Containers fail to get ip when non-maas dhcp/dns is used

Bug #1466629 reported by james beedy on 2015-06-18
14
This bug affects 2 people
Affects Status Importance Assigned to Milestone
juju-core
High
Unassigned

Bug Description

When non-maas dhcp/dns is used, services deployed to containers fail to get ip addresses and fail deployment.
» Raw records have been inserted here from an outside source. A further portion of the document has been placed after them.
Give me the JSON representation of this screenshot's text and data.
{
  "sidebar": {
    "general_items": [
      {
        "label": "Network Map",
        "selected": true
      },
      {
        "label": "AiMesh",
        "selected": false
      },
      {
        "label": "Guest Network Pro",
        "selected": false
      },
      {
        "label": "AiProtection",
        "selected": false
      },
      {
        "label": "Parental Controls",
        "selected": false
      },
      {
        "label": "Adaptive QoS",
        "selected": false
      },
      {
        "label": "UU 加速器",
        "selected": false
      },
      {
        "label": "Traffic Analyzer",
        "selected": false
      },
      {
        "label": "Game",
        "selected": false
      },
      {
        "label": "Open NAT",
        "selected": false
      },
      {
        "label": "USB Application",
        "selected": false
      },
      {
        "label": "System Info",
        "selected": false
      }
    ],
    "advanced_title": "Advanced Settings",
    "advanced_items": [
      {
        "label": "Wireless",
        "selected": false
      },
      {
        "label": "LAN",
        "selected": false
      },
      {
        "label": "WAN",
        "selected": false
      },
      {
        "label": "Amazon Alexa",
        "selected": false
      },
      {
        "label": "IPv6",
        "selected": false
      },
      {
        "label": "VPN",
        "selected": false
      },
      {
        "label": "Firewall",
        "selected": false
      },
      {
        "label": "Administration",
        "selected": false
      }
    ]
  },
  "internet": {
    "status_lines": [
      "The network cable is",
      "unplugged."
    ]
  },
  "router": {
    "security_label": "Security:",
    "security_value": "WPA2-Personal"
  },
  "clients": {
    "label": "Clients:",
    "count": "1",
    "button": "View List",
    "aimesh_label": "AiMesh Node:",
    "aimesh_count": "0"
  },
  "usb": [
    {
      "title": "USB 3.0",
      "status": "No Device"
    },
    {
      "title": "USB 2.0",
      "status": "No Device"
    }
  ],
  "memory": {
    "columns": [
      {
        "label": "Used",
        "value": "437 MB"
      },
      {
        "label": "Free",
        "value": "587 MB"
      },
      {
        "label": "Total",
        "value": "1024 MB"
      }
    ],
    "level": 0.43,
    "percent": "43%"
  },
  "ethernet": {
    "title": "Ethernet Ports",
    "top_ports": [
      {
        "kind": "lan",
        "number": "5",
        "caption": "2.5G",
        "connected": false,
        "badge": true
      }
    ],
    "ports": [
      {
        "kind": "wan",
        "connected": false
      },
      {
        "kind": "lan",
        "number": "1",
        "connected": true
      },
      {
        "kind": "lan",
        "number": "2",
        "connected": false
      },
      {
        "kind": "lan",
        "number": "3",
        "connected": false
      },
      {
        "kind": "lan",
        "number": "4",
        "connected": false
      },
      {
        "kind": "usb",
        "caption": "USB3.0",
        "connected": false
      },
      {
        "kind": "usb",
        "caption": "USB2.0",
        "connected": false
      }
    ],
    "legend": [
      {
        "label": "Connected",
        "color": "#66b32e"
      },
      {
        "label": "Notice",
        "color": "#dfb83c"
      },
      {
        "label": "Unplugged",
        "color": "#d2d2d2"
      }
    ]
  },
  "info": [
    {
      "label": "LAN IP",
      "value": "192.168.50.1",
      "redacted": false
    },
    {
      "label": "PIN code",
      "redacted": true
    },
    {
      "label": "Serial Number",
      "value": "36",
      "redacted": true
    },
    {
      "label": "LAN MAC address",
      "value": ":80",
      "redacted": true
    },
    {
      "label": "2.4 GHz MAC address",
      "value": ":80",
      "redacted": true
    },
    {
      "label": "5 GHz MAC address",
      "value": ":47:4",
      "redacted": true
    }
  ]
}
This completely blocks deploying any openstack services on containers.

I am running 14.04.2 with juju version 1.24.0-trusty-amd64, and maas version 1.7.5.

My juju status shows: http://paste.ubuntu.com/11737084/

Issue created with openstack-installer: https://github.com/Ubuntu-Solutions-Engineering/openstack-installer/issues/627

james beedy (jamesbeedy) on 2015-06-18
description: updated
Tim Penhey (thumper) on 2015-06-18
Changed in juju-core:
status: New → Triaged
importance: Undecided → High
Tim Penhey (thumper) wrote :

James, there should be some log files for the containers on the MAAS provisioned machines here:

  /var/lib/juju/containers/<container-name>/...

Can we get those added to this bug?

james beedy (jamesbeedy) wrote :

Tim,

The only log files I have on my container host are:

/var/log/juju/machine-1.log: http://paste.ubuntu.com/11737445/

/var/lib/juju/containers/juju-machine-1-lxc-0/cloud-init: http://paste.ubuntu.com/11737446/
/var/lib/juju/containers/juju-machine-1-lxc-1/cloud-init: http://paste.ubuntu.com/11737447/

james beedy (jamesbeedy) wrote :

There are another 7 log files for the other 7 containers, if needed I can post those too....although they show no difference from the two I posted other than the machine and service name.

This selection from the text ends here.